· Tim Quinteiro

Introducing Spanly: observability built for MCP

Spanly is observability for MCP servers. Two-minute install, MCP-native telemetry, EU and US data residency.

  • launch
  • mcp
  • observability

You shipped an MCP server. Your customers’ agents are calling it. Tools are being invoked, sessions are being opened, errors are happening, and you have almost no idea what’s going on.

That’s the gap Spanly fills.

Spanly is observability for MCP servers. Built for MCP from the first commit, rather than general telemetry adapted to fit it.

It’s live today, and there’s a free tier you can actually use.

The problem

MCP servers are production infrastructure now. They’re behind agents that customers pay for, internal tools your team relies on, and increasingly, public APIs that anyone can wire into Claude or ChatGPT. But the tooling around them is still in the “console.log and pray” era.

When something goes wrong, the questions you want to answer are MCP-shaped:

  • Which tool got called? With what arguments?
  • Which client called it? Claude Desktop, Cursor, or some agent you’ve never heard of?
  • How long did it take? Did the response actually come back?
  • Is this session the same session that errored on us yesterday?
  • Why is one customer seeing 30% error rates when the rest are fine?

You can answer some of these with generic APM, but you’ll spend more time mapping MCP concepts onto span trees than actually debugging. An MCP request/response is one JSON-RPC exchange: one node, not a tree of spans. We learned that the hard way (we initially called the leaf entity a “trace”, which is wrong in OpenTelemetry’s sense, and the mismatch leaks into the whole product if you let it).

So we don’t try to dress MCP up as something it isn’t.
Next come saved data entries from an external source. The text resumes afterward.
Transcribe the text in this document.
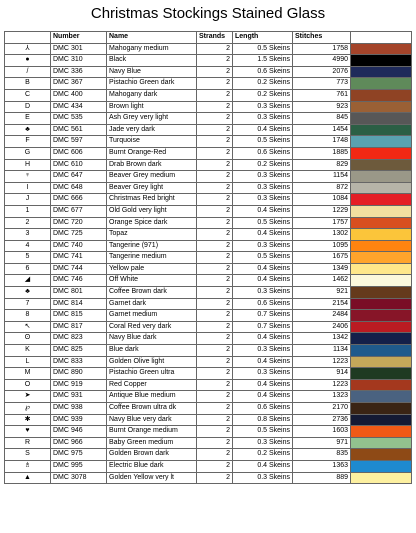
Christmas Stockings Stained Glass
	Number	Name	Strands	Length	Stitches	
⅄	DMC 301	Mahogany medium	2	0.5 Skeins	1758	

●	DMC 310	Black	2	1.5 Skeins	4990	

/	DMC 336	Navy Blue	2	0.6 Skeins	2076	

B	DMC 367	Pistachio Green dark	2	0.2 Skeins	773	

C	DMC 400	Mahogany dark	2	0.2 Skeins	761	

D	DMC 434	Brown light	2	0.3 Skeins	923	

E	DMC 535	Ash Grey very light	2	0.3 Skeins	845	

♣	DMC 561	Jade very dark	2	0.4 Skeins	1454	

F	DMC 597	Turquoise	2	0.5 Skeins	1748	

G	DMC 606	Burnt Orange-Red	2	0.6 Skeins	1885	

H	DMC 610	Drab Brown dark	2	0.2 Skeins	829	

♆	DMC 647	Beaver Grey medium	2	0.3 Skeins	1154	

I	DMC 648	Beaver Grey light	2	0.3 Skeins	872	

J	DMC 666	Christmas Red bright	2	0.3 Skeins	1084	

1	DMC 677	Old Gold very light	2	0.4 Skeins	1229	

2	DMC 720	Orange Spice dark	2	0.5 Skeins	1757	

3	DMC 725	Topaz	2	0.4 Skeins	1302	

4	DMC 740	Tangerine (971)	2	0.3 Skeins	1095	

5	DMC 741	Tangerine medium	2	0.5 Skeins	1675	

6	DMC 744	Yellow pale	2	0.4 Skeins	1349	

◢	DMC 746	Off White	2	0.4 Skeins	1462	

♣	DMC 801	Coffee Brown dark	2	0.3 Skeins	921	

7	DMC 814	Garnet dark	2	0.6 Skeins	2154	

8	DMC 815	Garnet medium	2	0.7 Skeins	2484	

↖	DMC 817	Coral Red very dark	2	0.7 Skeins	2406	

ʘ	DMC 823	Navy Blue dark	2	0.4 Skeins	1342	

K	DMC 825	Blue dark	2	0.3 Skeins	1134	

L	DMC 833	Golden Olive light	2	0.4 Skeins	1223	

M	DMC 890	Pistachio Green ultra	2	0.3 Skeins	914	

O	DMC 919	Red Copper	2	0.4 Skeins	1223	

➤	DMC 931	Antique Blue medium	2	0.4 Skeins	1323	

℘	DMC 938	Coffee Brown ultra dk	2	0.6 Skeins	2170	

✱	DMC 939	Navy Blue very dark	2	0.8 Skeins	2736	

♥	DMC 946	Burnt Orange medium	2	0.5 Skeins	1603	

R	DMC 966	Baby Green medium	2	0.3 Skeins	971	

S	DMC 975	Golden Brown dark	2	0.2 Skeins	835	

♗	DMC 995	Electric Blue dark	2	0.4 Skeins	1363	

▲	DMC 3078	Golden Yellow very lt	2	0.3 Skeins	889	
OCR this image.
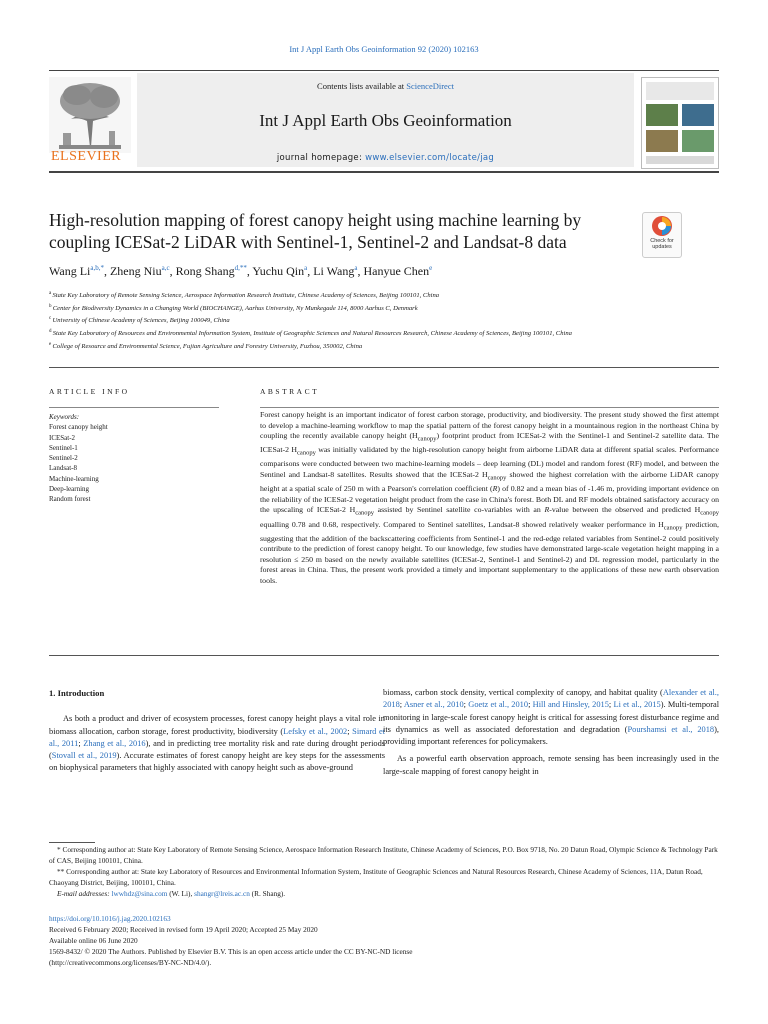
Int J Appl Earth Obs Geoinformation 92 (2020) 102163
ELSEVIER
Contents lists available at ScienceDirect
Int J Appl Earth Obs Geoinformation
journal homepage: www.elsevier.com/locate/jag
High-resolution mapping of forest canopy height using machine learning by coupling ICESat-2 LiDAR with Sentinel-1, Sentinel-2 and Landsat-8 data	Check for updates
Wang $Li^{a,b,*}$, Zheng Niu$^{a,c}$, Rong Shang$^{d,**}$, Yuchu Qin$^a$, Li Wang$^a$, Hanyue Chen$^e$
$^a$ State Key Laboratory of Remote Sensing Science, Aerospace Information Research Institute, Chinese Academy of Sciences, Beijing 100101, China
$^b$ Center for Biodiversity Dynamics in a Changing World (BIOCHANGE), Aarhus University, Ny Munkegade 114, 8000 Aarhus C, Denmark
$^c$ University of Chinese Academy of Sciences, Beijing 100049, China
$^d$ State Key Laboratory of Resources and Environmental Information System, Institute of Geographic Sciences and Natural Resources Research, Chinese Academy of Sciences, Beijing 100101, China
$^e$ College of Resource and Environmental Science, Fujian Agriculture and Forestry University, Fuzhou, 350002, China
ARTICLE INFO	ABSTRACT
Keywords:
Forest canopy height
ICESat-2
Sentinel-1
Sentinel-2
Landsat-8
Machine-learning
Deep-learning
Random forest
Forest canopy height is an important indicator of forest carbon storage, productivity, and biodiversity. The present study showed the first attempt to develop a machine-learning workflow to map the spatial pattern of the forest canopy height in a mountainous region in the northeast China by coupling the recently available canopy height $(H_{canopy})$ footprint product from ICESat-2 with the Sentinel-1 and Sentinel-2 satellite data. The ICESat-2 $H_{canopy}$ was initially validated by the high-resolution canopy height from airborne LiDAR data at different spatial scales. Performance comparisons were conducted between two machine-learning models – deep learning (DL) model and random forest (RF) model, and between the Sentinel and Landsat-8 satellites. Results showed that the ICESat-2 $H_{canopy}$ showed the highest correlation with the airborne LiDAR canopy height at a spatial scale of 250 m with a Pearson's correlation coefficient (R) of 0.82 and a mean bias of -1.46 m, providing important evidence on the reliability of the ICESat-2 vegetation height product from the case in China's forest. Both DL and RF models obtained satisfactory accuracy on the upscaling of ICESat-2 $H_{canopy}$ assisted by Sentinel satellite co-variables with an R-value between the observed and predicted $H_{canopy}$ equalling 0.78 and 0.68, respectively. Compared to Sentinel satellites, Landsat-8 showed relatively weaker performance in $H_{canopy}$ prediction, suggesting that the addition of the backscattering coefficients from Sentinel-1 and the red-edge related variables from Sentinel-2 could positively contribute to the prediction of forest canopy height. To our knowledge, few studies have demonstrated large-scale vegetation height mapping in a resolution ≤ 250 m based on the newly available satellites (ICESat-2, Sentinel-1 and Sentinel-2) and DL regression model, particularly in the forest areas in China. Thus, the present work provided a timely and important supplementary to the applications of these new earth observation tools.
1. Introduction

As both a product and driver of ecosystem processes, forest canopy height plays a vital role in biomass allocation, carbon storage, forest productivity, biodiversity (Lefsky et al., 2002; Simard et al., 2011; Zhang et al., 2016), and in predicting tree mortality risk and rate during drought periods (Stovall et al., 2019). Accurate estimates of forest canopy height are key steps for the assessments on biophysical parameters that highly associated with canopy height such as above-ground

biomass, carbon stock density, vertical complexity of canopy, and habitat quality (Alexander et al., 2018; Asner et al., 2010; Goetz et al., 2010; Hill and Hinsley, 2015; Li et al., 2015). Multi-temporal monitoring in large-scale forest canopy height is critical for assessing forest disturbance regime and its dynamics as well as associated deforestation and degradation (Pourshamsi et al., 2018), providing important references for policymakers.

As a powerful earth observation approach, remote sensing has been increasingly used in the large-scale mapping of forest canopy height in

* Corresponding author at: State Key Laboratory of Remote Sensing Science, Aerospace Information Research Institute, Chinese Academy of Sciences, P.O. Box 9718, No. 20 Datun Road, Olympic Science & Technology Park of CAS, Beijing 100101, China.

** Corresponding author at: State key Laboratory of Resources and Environmental Information System, Institute of Geographic Sciences and Natural Resources Research, Chinese Academy of Sciences, 11A, Datun Road, Chaoyang District, Beijing, 100101, China.

E-mail addresses: lwwhdz@sina.com (W. Li), shangr@lreis.ac.cn (R. Shang).

https://doi.org/10.1016/j.jag.2020.102163
Received 6 February 2020; Received in revised form 19 April 2020; Accepted 25 May 2020
Available online 06 June 2020
1569-8432/ © 2020 The Authors. Published by Elsevier B.V. This is an open access article under the CC BY-NC-ND license
(http://creativecommons.org/licenses/BY-NC-ND/4.0/).
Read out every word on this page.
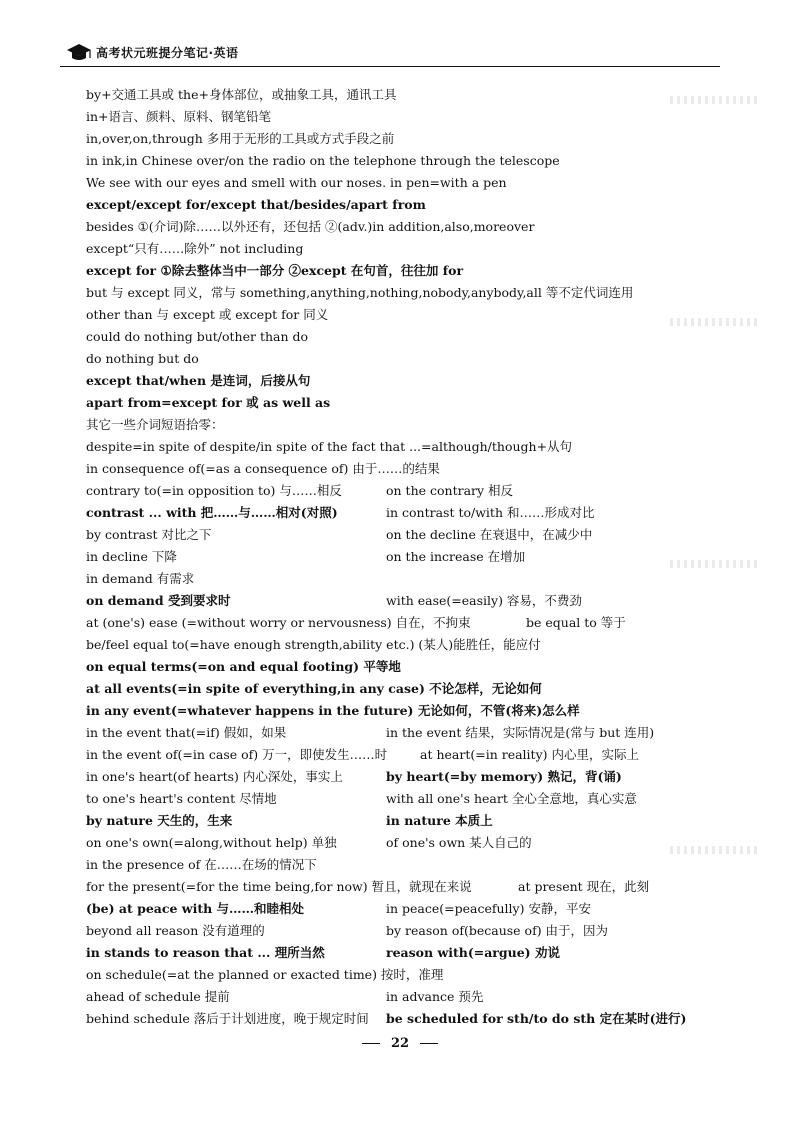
高考状元班提分笔记·英语
by+交通工具或 the+身体部位，或抽象工具，通讯工具
in+语言、颜料、原料、钢笔铅笔
in,over,on,through 多用于无形的工具或方式手段之前
in ink,in Chinese over/on the radio on the telephone through the telescope
We see with our eyes and smell with our noses. in pen=with a pen
except/except for/except that/besides/apart from
besides ①(介词)除……以外还有，还包括 ②(adv.)in addition,also,moreover
except“只有……除外” not including
except for ①除去整体当中一部分 ②except 在句首，往往加 for
but 与 except 同义，常与 something,anything,nothing,nobody,anybody,all 等不定代词连用
other than 与 except 或 except for 同义
could do nothing but/other than do
do nothing but do
except that/when 是连词，后接从句
apart from=except for 或 as well as
其它一些介词短语拾零：
despite=in spite of despite/in spite of the fact that ...=although/though+从句
in consequence of(=as a consequence of) 由于……的结果
contrary to(=in opposition to) 与……相反	on the contrary 相反
contrast ... with 把……与……相对(对照)	in contrast to/with 和……形成对比
by contrast 对比之下	on the decline 在衰退中，在减少中
in decline 下降	on the increase 在增加
in demand 有需求
on demand 受到要求时	with ease(=easily) 容易，不费劲
at (one's) ease (=without worry or nervousness) 自在，不拘束	be equal to 等于
be/feel equal to(=have enough strength,ability etc.) (某人)能胜任，能应付
on equal terms(=on and equal footing) 平等地
at all events(=in spite of everything,in any case) 不论怎样，无论如何
in any event(=whatever happens in the future) 无论如何，不管(将来)怎么样
in the event that(=if) 假如，如果	in the event 结果，实际情况是(常与 but 连用)
in the event of(=in case of) 万一，即使发生……时	at heart(=in reality) 内心里，实际上
in one's heart(of hearts) 内心深处，事实上	by heart(=by memory) 熟记，背(诵)
to one's heart's content 尽情地	with all one's heart 全心全意地，真心实意
by nature 天生的，生来	in nature 本质上
on one's own(=along,without help) 单独	of one's own 某人自己的
in the presence of 在……在场的情况下
for the present(=for the time being,for now) 暂且，就现在来说	at present 现在，此刻
(be) at peace with 与……和睦相处	in peace(=peacefully) 安静，平安
beyond all reason 没有道理的	by reason of(because of) 由于，因为
in stands to reason that ... 理所当然	reason with(=argue) 劝说
on schedule(=at the planned or exacted time) 按时，准理
ahead of schedule 提前	in advance 预先
behind schedule 落后于计划进度，晚于规定时间 be scheduled for sth/to do sth 定在某时(进行)
22
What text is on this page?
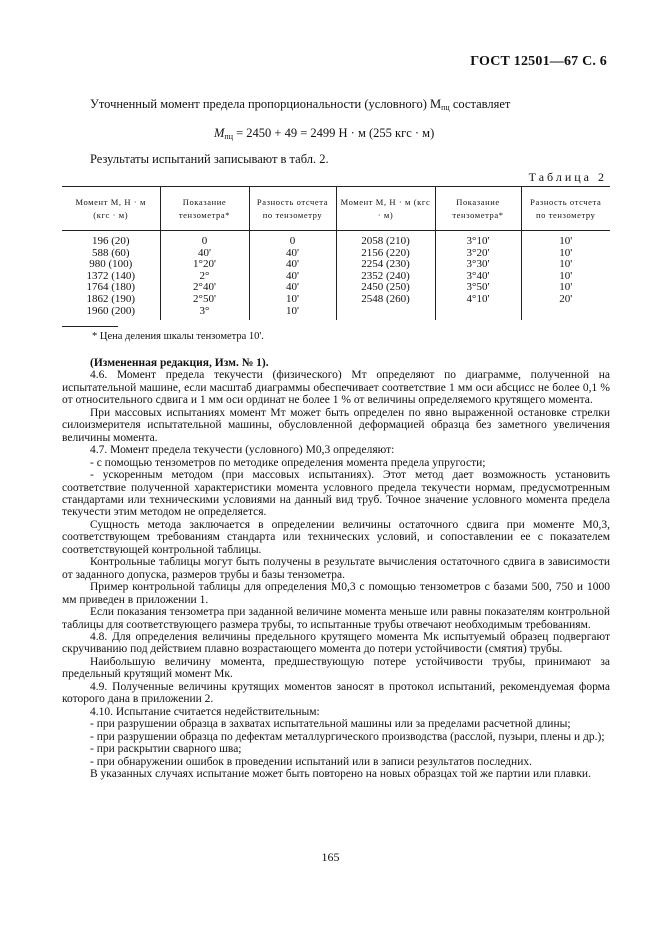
ГОСТ 12501—67 С. 6
Уточненный момент предела пропорциональности (условного) $М_{пц}$ составляет
$М_{пц} = 2450 + 49 = 2499$ Н · м (255 кгс · м)
Результаты испытаний записывают в табл. 2.
Таблица 2
Момент М, Н · м (кгс · м)	Показание тензометра*	Разность отсчета по тензометру	Момент М, Н · м (кгс · м)	Показание тензометра*	Разность отсчета по тензометру
196 (20)	0	0	2058 (210)	3°10'	10'
588 (60)	40'	40'	2156 (220)	3°20'	10'
980 (100)	1°20'	40'	2254 (230)	3°30'	10'
1372 (140)	2°	40'	2352 (240)	3°40'	10'
1764 (180)	2°40'	40'	2450 (250)	3°50'	10'
1862 (190)	2°50'	10'	2548 (260)	4°10'	20'
1960 (200)	3°	10'			
* Цена деления шкалы тензометра 10'.

(Измененная редакция, Изм. № 1).

4.6. Момент предела текучести (физического) Мт определяют по диаграмме, полученной на испытательной машине, если масштаб диаграммы обеспечивает соответствие 1 мм оси абсцисс не более 0,1 % от относительного сдвига и 1 мм оси ординат не более 1 % от величины определяемого крутящего момента.

При массовых испытаниях момент Мт может быть определен по явно выраженной остановке стрелки силоизмерителя испытательной машины, обусловленной деформацией образца без заметного увеличения величины момента.

4.7. Момент предела текучести (условного) М0,3 определяют:

- с помощью тензометров по методике определения момента предела упругости;

- ускоренным методом (при массовых испытаниях). Этот метод дает возможность установить соответствие полученной характеристики момента условного предела текучести нормам, предусмотренным стандартами или техническими условиями на данный вид труб. Точное значение условного момента предела текучести этим методом не определяется.

Сущность метода заключается в определении величины остаточного сдвига при моменте М0,3, соответствующем требованиям стандарта или технических условий, и сопоставлении ее с показателем соответствующей контрольной таблицы.

Контрольные таблицы могут быть получены в результате вычисления остаточного сдвига в зависимости от заданного допуска, размеров трубы и базы тензометра.

Пример контрольной таблицы для определения М0,3 с помощью тензометров с базами 500, 750 и 1000 мм приведен в приложении 1.

Если показания тензометра при заданной величине момента меньше или равны показателям контрольной таблицы для соответствующего размера трубы, то испытанные трубы отвечают необходимым требованиям.

4.8. Для определения величины предельного крутящего момента Мк испытуемый образец подвергают скручиванию под действием плавно возрастающего момента до потери устойчивости (смятия) трубы.

Наибольшую величину момента, предшествующую потере устойчивости трубы, принимают за предельный крутящий момент Мк.

4.9. Полученные величины крутящих моментов заносят в протокол испытаний, рекомендуемая форма которого дана в приложении 2.

4.10. Испытание считается недействительным:

- при разрушении образца в захватах испытательной машины или за пределами расчетной длины;

- при разрушении образца по дефектам металлургического производства (расслой, пузыри, плены и др.);

- при раскрытии сварного шва;

- при обнаружении ошибок в проведении испытаний или в записи результатов последних.

В указанных случаях испытание может быть повторено на новых образцах той же партии или плавки.

165
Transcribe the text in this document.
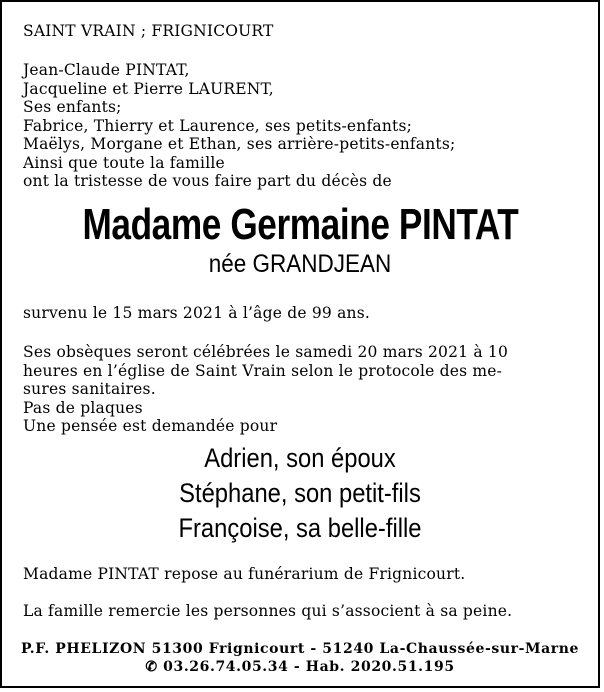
SAINT VRAIN ; FRIGNICOURT
Jean-Claude PINTAT,
Jacqueline et Pierre LAURENT,
Ses enfants;
Fabrice, Thierry et Laurence, ses petits-enfants;
Maëlys, Morgane et Ethan, ses arrière-petits-enfants;
Ainsi que toute la famille
ont la tristesse de vous faire part du décès de
Madame Germaine PINTAT
née GRANDJEAN
survenu le 15 mars 2021 à l’âge de 99 ans.
Ses obsèques seront célébrées le samedi 20 mars 2021 à 10
heures en l’église de Saint Vrain selon le protocole des me-
sures sanitaires.
Pas de plaques
Une pensée est demandée pour
Adrien, son époux
Stéphane, son petit-fils
Françoise, sa belle-fille
Madame PINTAT repose au funérarium de Frignicourt.
La famille remercie les personnes qui s’associent à sa peine.
P.F. PHELIZON 51300 Frignicourt - 51240 La-Chaussée-sur-Marne
✆ 03.26.74.05.34 - Hab. 2020.51.195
Spanly captures the JSON-RPC packets that actually flow between client and server, and gives you the view that matches.

Two minutes to telemetry

We have two ways in, pick whichever fits your stack:

SDK: a few lines in your MCP server, available for TypeScript and Python.

import { SpanlyClient } from "@spanly/sdk";

const spanly = new SpanlyClient({
  apiKey: process.env.SPANLY_API_KEY,
});

spanly.monitor(mcpServer);

CLI: @spanly/spanly, a single binary that wraps or proxies your MCP server. Zero code change, no language constraint. Useful when you can’t (or don’t want to) instrument the server directly: third-party servers, containerised stacks, or anything you don’t own.

export SPANLY_API_KEY="spanly_us_..."

# wrap your MCP server (works with stdio or HTTP)
npx -y @spanly/spanly run -- node ./server.js

# or, if you can't wrap it, run as a standalone proxy
npx -y @spanly/spanly proxy localhost:3000 localhost:3001

Either way, telemetry shows up in your dashboard within seconds.

What you actually get

  • Every request, searchable. Tool name, client, session, arguments, response, latency. Filter, drill in, follow a session end-to-end.
  • Per-tool, per-client, per-session breakdowns. See which tools are hot, which clients are misbehaving, which sessions are blowing your error budget.
  • Alerts that fire on things you care about. Error rate over 10% in the last 5 minutes. P99 latency above a threshold. Email, webhook, more on the way.
  • Public dashboards. Want to show a status page or a live demo? One toggle. (We use this ourselves; our live demo is a public dashboard.)
  • Spanly MCP. Your agent can debug your MCP server through Spanly. We use this every day on our own infrastructure.

EU and US, separately

If you have customers in Europe, you already know the conversation. Spanly runs two independent regions (Oregon and Frankfurt) with separate storage and separate API endpoints. EU data stays in the EU. API keys carry the region (spanly_eu_..., spanly_us_...) so the SDK routes correctly without you configuring anything.

That’s the default architecture, not a compliance afterthought.

Pricing

  • Free: real free tier, enough requests to evaluate and run small projects.
  • Starter ($29/month): for individual builders and small teams.
  • Business ($99/month): for teams running real production traffic, with longer retention and higher limits.

Usage-based overage on paid plans, no surprise invoices. Annual plans get two months free.

Full pricing here.

Why we built it

I’ve been shipping MCP servers in production for the last year, both as part of contracting work and on agent platforms. Every single one of them eventually hit the same wall: something’s off, customers are complaining, and the only debugging surface is logs scattered across containers.

I built Spanly because I wanted it for myself. It turned out other people wanted it too.

We’re early. The roadmap is long and shaped by what paying customers actually need: faster ingest, deeper search, and analysis that surfaces issues in your MCP server before you go looking for them. If you’re running MCP in production and any of this resonates, the fastest way to influence what we build is to be a customer.